Concretely, for the first strategy we propose new techniques for performing fundamental operations under encryption using the CKKS FHE scheme, particularly those relying on the comparison function (a non-polynomial operation). By re-encoding encrypted input vectors and leveraging the SIMD capabilities of CKKS, we efficiently compute functionalities such as ranking, argmin/argmax, median, and sorting with a single invocation of the comparison function. Some of these operations have direct applications in ML, including max pooling in convolutional networks and argmax computations for output layers. As a case study, we demonstrate how our optimized argmin operation enables efficient privacy-preserving clustering in scenarios where data is vertically partitioned across the training parties.
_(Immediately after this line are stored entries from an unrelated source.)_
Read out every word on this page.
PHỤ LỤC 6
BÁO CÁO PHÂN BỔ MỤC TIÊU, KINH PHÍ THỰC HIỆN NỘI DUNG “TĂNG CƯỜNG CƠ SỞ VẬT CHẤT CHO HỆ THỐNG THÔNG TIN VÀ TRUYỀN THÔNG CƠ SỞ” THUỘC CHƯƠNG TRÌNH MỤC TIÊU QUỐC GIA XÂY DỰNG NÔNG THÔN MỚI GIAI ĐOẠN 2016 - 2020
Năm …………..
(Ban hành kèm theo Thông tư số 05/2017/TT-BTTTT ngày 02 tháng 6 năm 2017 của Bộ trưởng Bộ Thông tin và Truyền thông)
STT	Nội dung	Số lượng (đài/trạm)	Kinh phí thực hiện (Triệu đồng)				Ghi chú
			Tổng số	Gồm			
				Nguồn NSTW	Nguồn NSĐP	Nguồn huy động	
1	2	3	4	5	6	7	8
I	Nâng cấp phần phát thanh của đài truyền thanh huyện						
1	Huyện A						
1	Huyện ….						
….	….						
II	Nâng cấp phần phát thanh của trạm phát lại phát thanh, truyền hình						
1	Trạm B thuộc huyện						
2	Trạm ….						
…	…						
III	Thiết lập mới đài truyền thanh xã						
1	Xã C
As for the second strategy, we explore supervised deep learning, where cryptographic approaches can prevent attacks during training, but cannot inherently protect against black-box attacks that extract information through query interactions during inference. We argue that providing absolute security during training is unnecessary if the model is eventually made available for inference. Instead, we identify the layers that leak the most information in neural networks and selectively encrypt only those, ensuring a level of privacy consistent with inference-phase security. To further mitigate black-box attacks, we investigate complementary techniques like knowledge distillation to strengthen privacy across the whole ML pipeline.

Our work takes a step toward making FHE-based privacy-preserving ML more practical for real-world deployment, balancing strong privacy guarantees with computational efficiency.